Senior leaders are the ones delivering the messages no one wants to hear. They don’t want to deliver them any more than we want to hear them. Human to human, I see friends who bear the weight of those conversations so heavily that it impacts their world, often as much as it does the other person’s. I don’t know many senior leaders who get their kicks out of being cruel. They carry the emotional cost of every decision, every conversation, every compromise that keeps the wheels turning.
They are the ones safeguarding everyone, staff and students alike. The ones absorbing complaints, anticipating crises, responding to new expectations faster than they can be understood.
Someone in that meeting gently reminded us that the stress we feel throughout the system filters down because senior leaders feel it first. They hold the heat before anyone else does.
And yet, when ministers imply that the rise in Assistant Head numbers is evidence of inefficiency, it reduces a complex reality to a soundbite. It dismisses the truth that schools today are doing more than ever before, not because they want to, but because they must.
In the last decade, schools have absorbed the weight of services that vanished: mental health support, social care, family outreach, early intervention.

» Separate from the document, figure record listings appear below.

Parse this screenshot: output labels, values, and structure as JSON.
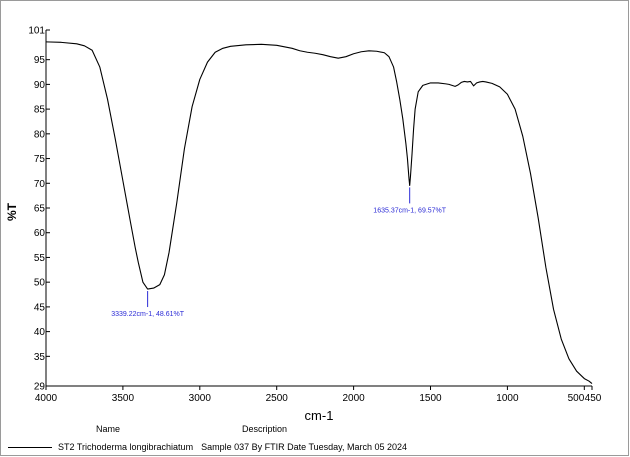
{
  "chart_data": {
    "type": "line",
    "xlabel": "cm-1",
    "ylabel": "%T",
    "xlim": [
      4000,
      450
    ],
    "ylim": [
      29,
      101
    ],
    "x_ticks": [
      4000,
      3500,
      3000,
      2500,
      2000,
      1500,
      1000,
      500
    ],
    "x_tick_labels": [
      "4000",
      "3500",
      "3000",
      "2500",
      "2000",
      "1500",
      "1000",
      "500"
    ],
    "x_end_label": "450",
    "y_ticks": [
      29,
      35,
      40,
      45,
      50,
      55,
      60,
      65,
      70,
      75,
      80,
      85,
      90,
      95,
      101
    ],
    "y_tick_labels": [
      "29",
      "35",
      "40",
      "45",
      "50",
      "55",
      "60",
      "65",
      "70",
      "75",
      "80",
      "85",
      "90",
      "95",
      "101"
    ],
    "series": [
      {
        "color": "#000000",
        "x": [
          4000,
          3900,
          3800,
          3750,
          3700,
          3650,
          3600,
          3550,
          3500,
          3450,
          3420,
          3400,
          3370,
          3339.22,
          3300,
          3260,
          3230,
          3200,
          3150,
          3100,
          3050,
          3000,
          2950,
          2900,
          2850,
          2800,
          2700,
          2600,
          2500,
          2400,
          2350,
          2300,
          2250,
          2200,
          2150,
          2100,
          2050,
          2000,
          1950,
          1900,
          1850,
          1800,
          1770,
          1740,
          1720,
          1700,
          1680,
          1660,
          1650,
          1640,
          1635.37,
          1630,
          1620,
          1610,
          1600,
          1580,
          1550,
          1500,
          1450,
          1400,
          1380,
          1360,
          1340,
          1320,
          1300,
          1280,
          1260,
          1240,
          1220,
          1200,
          1180,
          1160,
          1140,
          1100,
          1050,
          1000,
          950,
          900,
          850,
          800,
          750,
          700,
          650,
          600,
          550,
          500,
          470,
          450
        ],
        "y": [
          98.6,
          98.5,
          98.2,
          97.8,
          96.9,
          93.5,
          87.0,
          79.0,
          70.5,
          62.0,
          57.0,
          54.0,
          50.0,
          48.61,
          48.8,
          49.5,
          51.5,
          56.0,
          66.0,
          77.0,
          85.5,
          91.0,
          94.5,
          96.5,
          97.3,
          97.7,
          98.0,
          98.1,
          97.9,
          97.3,
          96.8,
          96.5,
          96.3,
          96.0,
          95.6,
          95.3,
          95.6,
          96.2,
          96.6,
          96.8,
          96.7,
          96.4,
          95.6,
          93.5,
          90.5,
          87.0,
          83.0,
          78.0,
          75.0,
          71.0,
          69.57,
          71.5,
          76.0,
          81.0,
          85.0,
          88.5,
          89.8,
          90.3,
          90.3,
          90.1,
          90.0,
          89.8,
          89.6,
          89.9,
          90.4,
          90.6,
          90.5,
          90.6,
          89.7,
          90.3,
          90.5,
          90.6,
          90.5,
          90.2,
          89.5,
          88.0,
          85.0,
          79.5,
          72.0,
          63.0,
          53.0,
          44.5,
          38.5,
          34.5,
          32.0,
          30.5,
          30.0,
          29.5
        ]
      }
    ],
    "annotations": [
      {
        "x": 3339.22,
        "y": 48.61,
        "text": "3339.22cm-1, 48.61%T"
      },
      {
        "x": 1635.37,
        "y": 69.57,
        "text": "1635.37cm-1, 69.57%T"
      }
    ]
  },
  "legend": {
    "name_header": "Name",
    "description_header": "Description",
    "entries": [
      {
        "name": "ST2 Trichoderma longibrachiatum",
        "description": "Sample 037 By FTIR Date Tuesday, March 05 2024",
        "color": "#000000"
      }
    ]
  }
}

Every role that’s been cut elsewhere has found its way, quietly and inevitably, to the school gates.
The responsibilities of an Assistant Head in 2025 (and any other school leader, for that matter) are unrecognisable from those of a decade ago. They are curriculum leads, safeguarding partners, public health advocates, crisis managers, wellbeing champions. They are the people keeping the system human.
This isn’t inefficiency; it’s survival.
Every one of us in this profession is trying to make things better. We don’t clock in and out of caring. We don’t switch off at the end of the day and stop worrying about the children or colleagues we carry in our thoughts. For us, this isn’t a political cycle. It’s a life’s work.

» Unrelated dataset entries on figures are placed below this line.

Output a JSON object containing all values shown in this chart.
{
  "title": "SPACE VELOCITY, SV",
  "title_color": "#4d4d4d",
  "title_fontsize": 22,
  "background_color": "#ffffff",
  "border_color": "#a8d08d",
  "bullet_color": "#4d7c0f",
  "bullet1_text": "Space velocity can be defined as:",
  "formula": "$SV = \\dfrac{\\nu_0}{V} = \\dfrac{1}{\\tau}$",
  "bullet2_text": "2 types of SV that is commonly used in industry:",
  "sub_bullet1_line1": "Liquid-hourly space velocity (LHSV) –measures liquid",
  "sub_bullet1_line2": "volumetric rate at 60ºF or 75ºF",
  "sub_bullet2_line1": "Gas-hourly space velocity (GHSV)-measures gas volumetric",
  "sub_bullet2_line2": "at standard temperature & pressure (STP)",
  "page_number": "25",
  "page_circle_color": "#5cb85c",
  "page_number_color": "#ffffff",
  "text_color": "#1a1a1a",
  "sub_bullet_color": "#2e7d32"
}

If ministers spent more time listening, really listening, to the people inside the system, and less time searching for someone to blame, I believe education would be in a far better place. Support heals. Division harms.

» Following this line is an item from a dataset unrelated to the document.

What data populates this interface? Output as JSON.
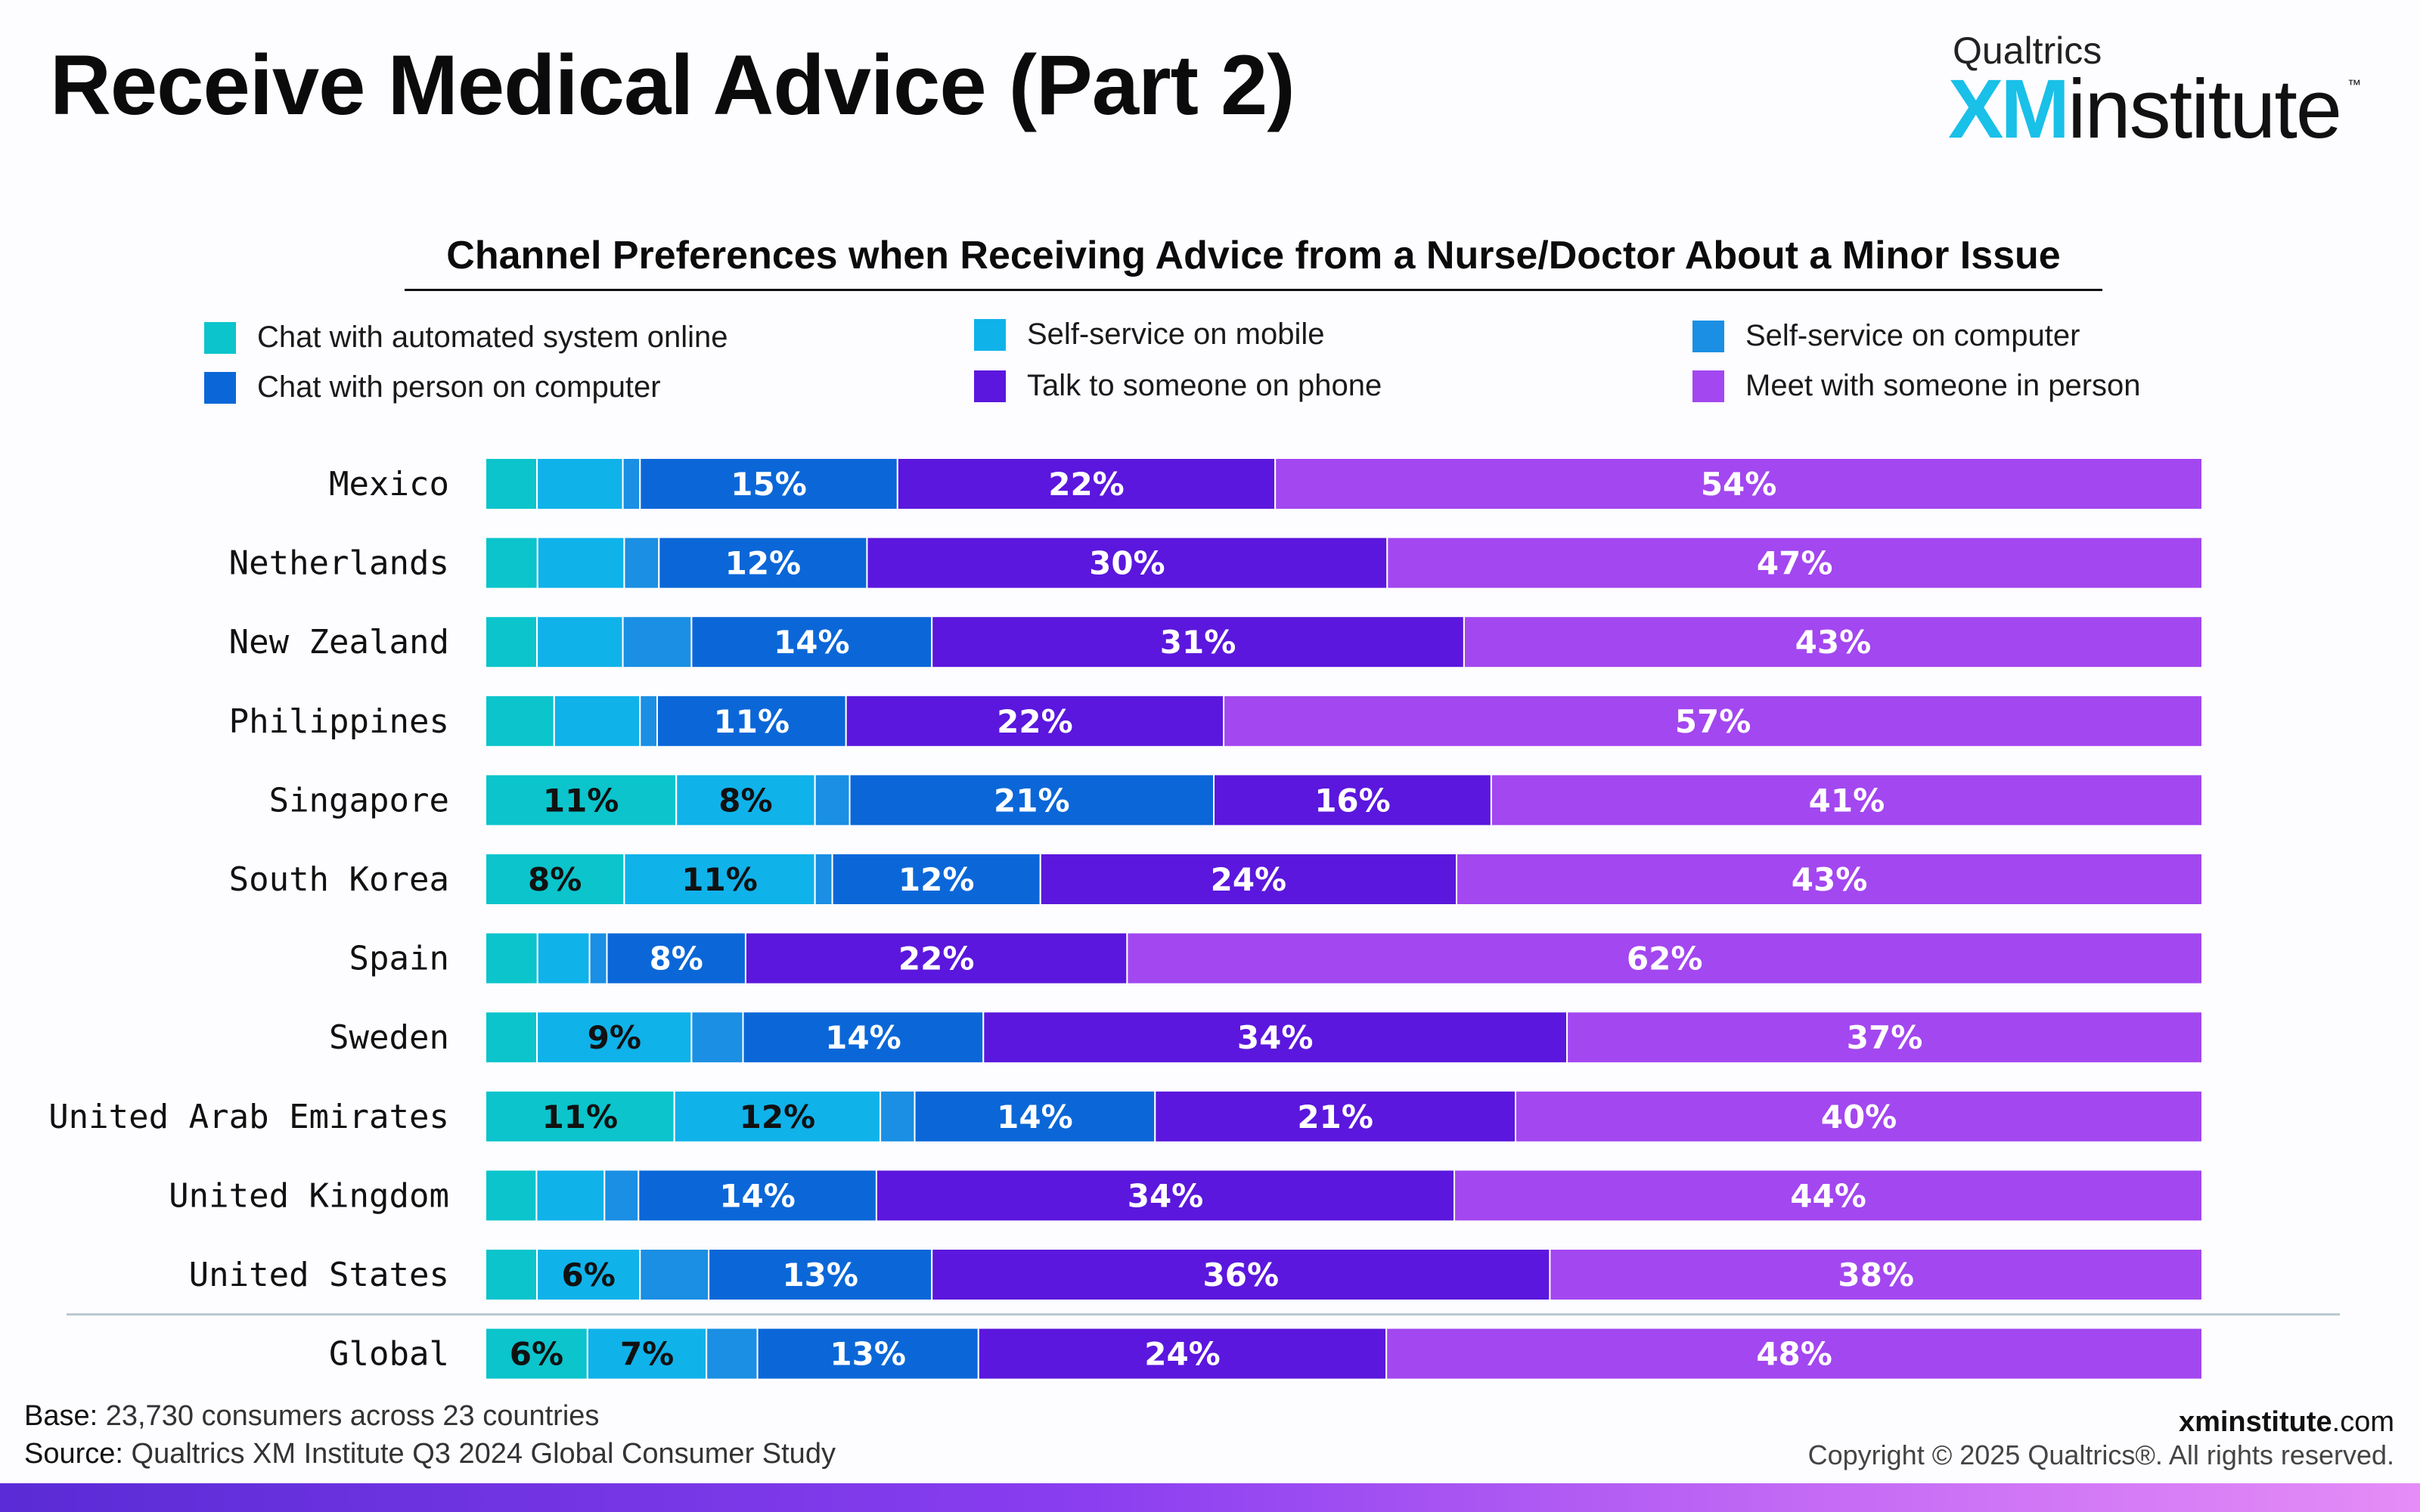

The truth is, the government has rarely, if ever, prioritised the education system or the people working tirelessly to make it a better, more inclusive place, one where everyone belongs. Perhaps they should own that, with integrity, like the senior leaders we see modelling this in schools across the country. Because that’s what real, wholehearted leadership looks like. It looks like honesty, transparency, delivering the tough messages even when they break our hearts, and not shifting blame but sitting with it, even when it hurts and is uncomfortable, because there is no other choice.
Every year, the demands grow. Every year, the expectations rise. And still, leaders show up, tired, stretched, but determined, because they believe in what this work stands for: the children, the communities, and the possibility of something better.
So, no, the solution isn’t fewer Assistant Heads. The solution is a government that understands that leadership isn’t a cost to be cut; it’s a lifeline to be protected.
Because the people holding this system together don’t need judgment. They need support. They need trust. They need to be seen for what they are: the heart of a system that keeps showing up, even when it hurts.
If we’ve learned anything in recent years, it’s that real change never begins in Whitehall press releases. It begins in classrooms, corridors, and staffrooms, in the quiet, steadfast humanity of those who keep showing up.
The ones who lead not with hierarchy, but with heart. The ones who carry the weight, and still choose hope.
So here’s to them, the Assistant Heads, the Deputies, the Heads, the people who stand at the intersection of policy and people, holding the system together one decision, one conversation, one act of care at a time.
They are not the problem to be solved. They are the proof that, even in an exhausted system, humanity endures.